“Pour la première fois dans l’histoire récente, la nation semble flirter dangereusement avec la guerre civile”, met en garde Dawn dans un éditorial publié le dimanche 14 mai. Elle se déchire sous le poids de ses propres contradictions.” Le quotidien pakistanais poursuit : “La colère et la frustration croissante du public poussent le pays toujours plus près du point de rupture.”
L’arrestation, le 9 mai, de l’ancien Premier ministre Imran Khan (2018-2022) dans une affaire de corruption, puis sa mise en détention provisoire le lendemain, a déclenché de violentes manifestations dans le pays. Les partisans de M. Khan, figure d’opposition populaire, s’en sont pris à des bâtiments gouvernementaux et à des symboles de la puissante institution militaire.
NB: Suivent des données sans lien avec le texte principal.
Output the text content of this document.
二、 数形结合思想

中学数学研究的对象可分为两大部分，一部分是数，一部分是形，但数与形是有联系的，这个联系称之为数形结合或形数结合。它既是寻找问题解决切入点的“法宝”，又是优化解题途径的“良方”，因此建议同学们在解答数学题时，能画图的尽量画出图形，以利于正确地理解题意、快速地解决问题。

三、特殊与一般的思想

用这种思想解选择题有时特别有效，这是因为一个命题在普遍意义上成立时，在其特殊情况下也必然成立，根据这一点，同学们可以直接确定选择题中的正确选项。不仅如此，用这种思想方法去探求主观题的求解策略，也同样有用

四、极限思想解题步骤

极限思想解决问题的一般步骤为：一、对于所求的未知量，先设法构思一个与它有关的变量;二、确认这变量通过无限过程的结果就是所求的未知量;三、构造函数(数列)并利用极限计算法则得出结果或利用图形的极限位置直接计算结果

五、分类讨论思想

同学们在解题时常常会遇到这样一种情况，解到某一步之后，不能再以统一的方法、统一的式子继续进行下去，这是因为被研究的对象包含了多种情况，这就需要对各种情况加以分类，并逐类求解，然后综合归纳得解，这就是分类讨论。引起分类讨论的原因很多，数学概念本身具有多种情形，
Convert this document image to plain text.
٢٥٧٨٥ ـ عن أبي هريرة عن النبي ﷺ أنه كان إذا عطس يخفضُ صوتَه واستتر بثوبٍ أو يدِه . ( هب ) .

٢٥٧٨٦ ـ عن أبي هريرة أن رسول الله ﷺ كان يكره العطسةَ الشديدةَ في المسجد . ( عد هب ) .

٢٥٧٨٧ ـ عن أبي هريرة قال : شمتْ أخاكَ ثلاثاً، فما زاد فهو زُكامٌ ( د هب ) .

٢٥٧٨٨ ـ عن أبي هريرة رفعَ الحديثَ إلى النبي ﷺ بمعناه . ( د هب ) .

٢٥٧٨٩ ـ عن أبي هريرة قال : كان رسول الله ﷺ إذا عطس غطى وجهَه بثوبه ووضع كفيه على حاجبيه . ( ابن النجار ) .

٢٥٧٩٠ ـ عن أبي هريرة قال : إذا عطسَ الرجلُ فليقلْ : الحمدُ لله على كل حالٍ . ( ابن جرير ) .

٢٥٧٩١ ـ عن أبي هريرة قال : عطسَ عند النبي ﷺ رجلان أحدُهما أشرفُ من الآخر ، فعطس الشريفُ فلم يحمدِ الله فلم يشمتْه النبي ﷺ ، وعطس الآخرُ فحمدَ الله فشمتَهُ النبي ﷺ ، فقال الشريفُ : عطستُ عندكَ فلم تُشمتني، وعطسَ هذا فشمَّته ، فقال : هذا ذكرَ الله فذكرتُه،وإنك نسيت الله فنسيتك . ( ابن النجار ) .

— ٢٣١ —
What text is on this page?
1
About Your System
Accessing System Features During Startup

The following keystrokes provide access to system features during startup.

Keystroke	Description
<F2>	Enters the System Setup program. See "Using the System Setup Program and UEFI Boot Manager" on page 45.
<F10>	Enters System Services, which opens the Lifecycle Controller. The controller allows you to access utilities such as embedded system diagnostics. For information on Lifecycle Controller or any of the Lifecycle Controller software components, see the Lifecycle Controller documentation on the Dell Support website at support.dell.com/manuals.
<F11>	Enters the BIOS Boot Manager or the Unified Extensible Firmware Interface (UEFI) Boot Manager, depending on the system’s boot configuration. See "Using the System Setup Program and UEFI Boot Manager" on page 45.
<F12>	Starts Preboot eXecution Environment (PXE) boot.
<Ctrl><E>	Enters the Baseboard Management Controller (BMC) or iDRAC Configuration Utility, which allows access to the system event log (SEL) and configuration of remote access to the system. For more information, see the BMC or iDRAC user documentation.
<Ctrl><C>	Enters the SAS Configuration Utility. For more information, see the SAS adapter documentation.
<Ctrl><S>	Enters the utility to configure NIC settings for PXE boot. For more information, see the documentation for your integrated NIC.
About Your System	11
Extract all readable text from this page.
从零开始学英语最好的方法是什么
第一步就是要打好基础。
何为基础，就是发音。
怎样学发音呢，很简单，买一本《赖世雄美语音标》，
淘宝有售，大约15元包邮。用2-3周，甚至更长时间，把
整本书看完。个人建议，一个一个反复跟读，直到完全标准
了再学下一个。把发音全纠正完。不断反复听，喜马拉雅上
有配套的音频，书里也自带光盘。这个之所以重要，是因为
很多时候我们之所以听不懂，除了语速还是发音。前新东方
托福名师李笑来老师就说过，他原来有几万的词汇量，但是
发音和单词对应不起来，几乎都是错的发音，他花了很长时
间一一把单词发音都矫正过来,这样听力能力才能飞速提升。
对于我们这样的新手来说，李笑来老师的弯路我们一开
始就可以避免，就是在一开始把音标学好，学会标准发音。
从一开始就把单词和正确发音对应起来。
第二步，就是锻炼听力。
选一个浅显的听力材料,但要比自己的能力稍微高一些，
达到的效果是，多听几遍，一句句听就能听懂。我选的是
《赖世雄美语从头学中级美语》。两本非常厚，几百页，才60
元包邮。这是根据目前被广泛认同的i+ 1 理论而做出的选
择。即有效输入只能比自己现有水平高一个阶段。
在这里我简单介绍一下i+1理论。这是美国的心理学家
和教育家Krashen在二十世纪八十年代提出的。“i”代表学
L’ancienne vedette du cricket devenue personnalité politique multiplie les attaques contre l’armée, avec le soutien de laquelle Imran Khan était pourtant arrivé au pouvoir en 2018. Aujourd’hui, il l’accuse d’être responsable de la tentative d’assassinat qui l’a visé, au début de novembre 2022, lors d’un rassemblement politique.
Remis en liberté le 12 mai après l’invalidation de son arrestation par la Cour suprême, le chef du Pakistan Tehreek-e-Insaf (PTI) a intensifié ses critiques, accusant le chef de l’armée de nourrir “une rancune personnelle” contre lui, dans une interview accordée au Guardian depuis sa résidence de Lahore et publiée le 14 mai. “Le Pakistan est maintenant dirigé par le chef de l’armée. La répression contre nous est menée par le chef de l’armée”, a-t-il également commenté, en faisant référence à l’arrestation de nombreux membres de son parti.
Le ministre de l’Intérieur, Rana Sanaullah, a assuré que M. Khan serait de nouveau arrêté tôt ou tard. Une centaine d’accusations, allant de la corruption à l’incitation à la violence, pèse sur l’ancien Premier ministre. Ce dernier est devenu extrêmement populaire après avoir été évincé du pouvoir par une motion de censure en avril 2022. Depuis, il mobilise les foules et réclame des élections anticipées.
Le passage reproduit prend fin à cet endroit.